I tracked all the investors in a spreadsheet quarter by quarter, noting when they invested and making sure each dollar invested was given its proper cost of capital based on the time it spent working for the company. That gives you the enterprise value of your company any time you need it. The next important thing to do in this bottom-up approach is to make sure your revenue and growth supports that valuation.

If you opt for the top-down approach, start building relationships with merger and acquisition firms. They’ll be happy to talk to you in the hopes that you’ll pick them when you’re ready to sell. Take care to find the one that does decent analysis in your field. Also, certain investment bankers conduct ad-hoc market analytics when you want to track enterprise value over revenue, enterprise value over EBITDA, or if you're a growth company using a non-standard metric that’s specific to your vertical. You’ll know how companies in your space are valued.

You can track to see the difference between the approaches. Tracking can be done in a spreadsheet. It doesn’t have to be complicated or take a significant amount of time. I did not spend hours and hours tracking, but I kept asking myself these questions and tracking the answers--What will enterprise value give investors in return and what is the revenue and growth? Where are we at in the marketplace? If the market paying what we need to make, maybe it's time to sell. If the marketplace is paying half what we need, then maybe more work is needed before it’s time to sell. Maybe it's time to pivot, maybe it's time to spend less money.

 

Q: Is there any last advice you’d like to add?

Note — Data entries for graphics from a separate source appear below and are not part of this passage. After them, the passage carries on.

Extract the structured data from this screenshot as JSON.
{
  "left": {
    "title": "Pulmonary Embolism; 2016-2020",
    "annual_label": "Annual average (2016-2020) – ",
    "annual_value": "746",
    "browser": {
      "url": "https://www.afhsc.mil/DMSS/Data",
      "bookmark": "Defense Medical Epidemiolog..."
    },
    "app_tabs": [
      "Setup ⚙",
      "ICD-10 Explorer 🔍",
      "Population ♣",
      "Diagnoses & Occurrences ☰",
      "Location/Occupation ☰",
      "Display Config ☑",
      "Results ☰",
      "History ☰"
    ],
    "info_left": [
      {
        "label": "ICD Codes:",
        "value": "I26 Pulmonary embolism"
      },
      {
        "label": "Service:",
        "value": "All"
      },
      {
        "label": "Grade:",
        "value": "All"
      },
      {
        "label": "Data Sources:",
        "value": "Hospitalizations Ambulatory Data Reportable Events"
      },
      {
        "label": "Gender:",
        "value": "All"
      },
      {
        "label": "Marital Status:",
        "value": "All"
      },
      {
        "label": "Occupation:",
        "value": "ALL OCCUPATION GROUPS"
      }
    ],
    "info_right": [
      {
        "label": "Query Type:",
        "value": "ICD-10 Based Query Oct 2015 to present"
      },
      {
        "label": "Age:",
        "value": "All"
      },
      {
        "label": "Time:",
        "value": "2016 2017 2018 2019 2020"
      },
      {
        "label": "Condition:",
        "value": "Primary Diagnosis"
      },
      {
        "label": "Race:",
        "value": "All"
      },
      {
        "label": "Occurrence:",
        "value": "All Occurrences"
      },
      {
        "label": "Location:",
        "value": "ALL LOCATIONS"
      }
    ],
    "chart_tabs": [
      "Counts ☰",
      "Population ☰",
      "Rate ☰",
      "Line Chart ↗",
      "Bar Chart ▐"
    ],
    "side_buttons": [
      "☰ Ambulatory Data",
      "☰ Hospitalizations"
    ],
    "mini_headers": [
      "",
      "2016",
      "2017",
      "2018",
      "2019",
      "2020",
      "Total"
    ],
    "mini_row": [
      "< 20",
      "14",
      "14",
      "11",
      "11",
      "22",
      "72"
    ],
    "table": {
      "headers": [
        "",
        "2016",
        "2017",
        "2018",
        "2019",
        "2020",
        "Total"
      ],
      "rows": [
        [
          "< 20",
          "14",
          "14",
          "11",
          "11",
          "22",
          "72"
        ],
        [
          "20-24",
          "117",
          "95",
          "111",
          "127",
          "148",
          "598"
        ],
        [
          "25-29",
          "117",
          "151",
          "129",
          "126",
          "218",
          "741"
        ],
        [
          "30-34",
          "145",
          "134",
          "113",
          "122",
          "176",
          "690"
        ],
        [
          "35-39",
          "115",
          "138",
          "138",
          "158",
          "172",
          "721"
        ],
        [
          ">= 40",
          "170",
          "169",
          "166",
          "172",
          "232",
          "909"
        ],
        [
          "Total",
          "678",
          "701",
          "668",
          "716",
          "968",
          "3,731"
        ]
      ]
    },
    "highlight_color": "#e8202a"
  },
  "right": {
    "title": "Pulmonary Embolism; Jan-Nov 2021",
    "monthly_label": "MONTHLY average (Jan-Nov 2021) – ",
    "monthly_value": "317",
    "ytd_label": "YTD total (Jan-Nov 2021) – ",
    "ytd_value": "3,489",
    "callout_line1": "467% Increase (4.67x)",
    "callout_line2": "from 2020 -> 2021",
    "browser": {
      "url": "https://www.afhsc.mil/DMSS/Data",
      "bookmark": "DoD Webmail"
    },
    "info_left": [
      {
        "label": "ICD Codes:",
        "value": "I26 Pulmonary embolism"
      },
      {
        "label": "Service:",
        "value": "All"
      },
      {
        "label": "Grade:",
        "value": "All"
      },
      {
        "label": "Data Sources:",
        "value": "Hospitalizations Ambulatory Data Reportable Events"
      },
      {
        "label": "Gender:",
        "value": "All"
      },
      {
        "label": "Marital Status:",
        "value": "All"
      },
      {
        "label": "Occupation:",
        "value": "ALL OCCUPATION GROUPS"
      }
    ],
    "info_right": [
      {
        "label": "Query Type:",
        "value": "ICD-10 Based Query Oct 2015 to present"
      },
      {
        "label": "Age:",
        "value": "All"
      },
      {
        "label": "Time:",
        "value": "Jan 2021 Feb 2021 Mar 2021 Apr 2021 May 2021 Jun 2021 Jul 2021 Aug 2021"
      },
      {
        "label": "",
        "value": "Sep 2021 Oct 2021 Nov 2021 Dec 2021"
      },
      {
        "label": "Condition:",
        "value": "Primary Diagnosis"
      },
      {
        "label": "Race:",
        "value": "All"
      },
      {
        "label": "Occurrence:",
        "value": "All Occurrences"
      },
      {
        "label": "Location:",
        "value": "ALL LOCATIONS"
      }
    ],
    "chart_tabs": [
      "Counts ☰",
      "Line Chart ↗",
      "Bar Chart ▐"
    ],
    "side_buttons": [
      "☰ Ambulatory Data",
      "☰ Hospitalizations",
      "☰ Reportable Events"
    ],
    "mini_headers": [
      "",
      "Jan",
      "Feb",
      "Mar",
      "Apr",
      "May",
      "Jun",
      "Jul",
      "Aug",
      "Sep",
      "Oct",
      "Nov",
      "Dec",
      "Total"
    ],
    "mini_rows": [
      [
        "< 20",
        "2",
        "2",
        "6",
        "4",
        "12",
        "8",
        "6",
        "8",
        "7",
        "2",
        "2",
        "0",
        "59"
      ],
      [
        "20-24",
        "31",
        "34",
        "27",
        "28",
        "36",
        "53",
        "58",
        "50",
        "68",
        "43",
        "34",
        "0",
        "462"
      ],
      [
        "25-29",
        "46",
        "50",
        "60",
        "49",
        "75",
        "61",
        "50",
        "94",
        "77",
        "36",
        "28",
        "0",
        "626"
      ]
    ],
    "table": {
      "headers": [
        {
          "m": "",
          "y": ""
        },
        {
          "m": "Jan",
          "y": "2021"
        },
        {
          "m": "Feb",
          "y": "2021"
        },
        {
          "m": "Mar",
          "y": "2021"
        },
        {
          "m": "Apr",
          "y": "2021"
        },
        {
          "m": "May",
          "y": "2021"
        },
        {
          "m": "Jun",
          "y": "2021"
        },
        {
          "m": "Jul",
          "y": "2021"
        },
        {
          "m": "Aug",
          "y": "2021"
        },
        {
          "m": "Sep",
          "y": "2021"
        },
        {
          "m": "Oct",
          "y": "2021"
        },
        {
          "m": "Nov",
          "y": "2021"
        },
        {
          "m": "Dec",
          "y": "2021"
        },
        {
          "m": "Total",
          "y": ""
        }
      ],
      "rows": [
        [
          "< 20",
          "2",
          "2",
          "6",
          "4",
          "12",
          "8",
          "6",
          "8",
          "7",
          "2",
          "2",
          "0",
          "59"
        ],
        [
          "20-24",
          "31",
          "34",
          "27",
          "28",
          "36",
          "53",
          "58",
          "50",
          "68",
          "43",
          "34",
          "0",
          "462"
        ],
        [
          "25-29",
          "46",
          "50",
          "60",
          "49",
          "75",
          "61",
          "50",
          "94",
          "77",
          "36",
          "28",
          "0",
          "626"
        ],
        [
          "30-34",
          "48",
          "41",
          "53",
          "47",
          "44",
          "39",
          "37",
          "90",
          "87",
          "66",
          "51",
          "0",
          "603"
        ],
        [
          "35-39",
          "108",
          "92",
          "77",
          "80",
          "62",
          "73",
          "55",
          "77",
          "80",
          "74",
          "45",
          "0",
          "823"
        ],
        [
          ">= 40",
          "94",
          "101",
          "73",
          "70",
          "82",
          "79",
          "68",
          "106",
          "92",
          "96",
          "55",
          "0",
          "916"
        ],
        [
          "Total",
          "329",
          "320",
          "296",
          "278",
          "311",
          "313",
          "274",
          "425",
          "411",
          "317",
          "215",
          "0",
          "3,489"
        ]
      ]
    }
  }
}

Yes, and this is my standard advice to all entrepreneurs: ask for a lot of advice and read a lot of stories of other entrepreneurs, but make your own decisions because you know your business the best. Every piece of advice you get is biased, even if it’s given with your best interest at heart. If something doesn't fit and you know it deep down, trust your gut. You are the “parent” of your business and nobody really knows your baby the way you do. And so it's really important to balance personal opinion and influence with your personal expertise about your business. Don't try to fit a square peg into a round hole. It's best to understand that free advice is seldom cheap.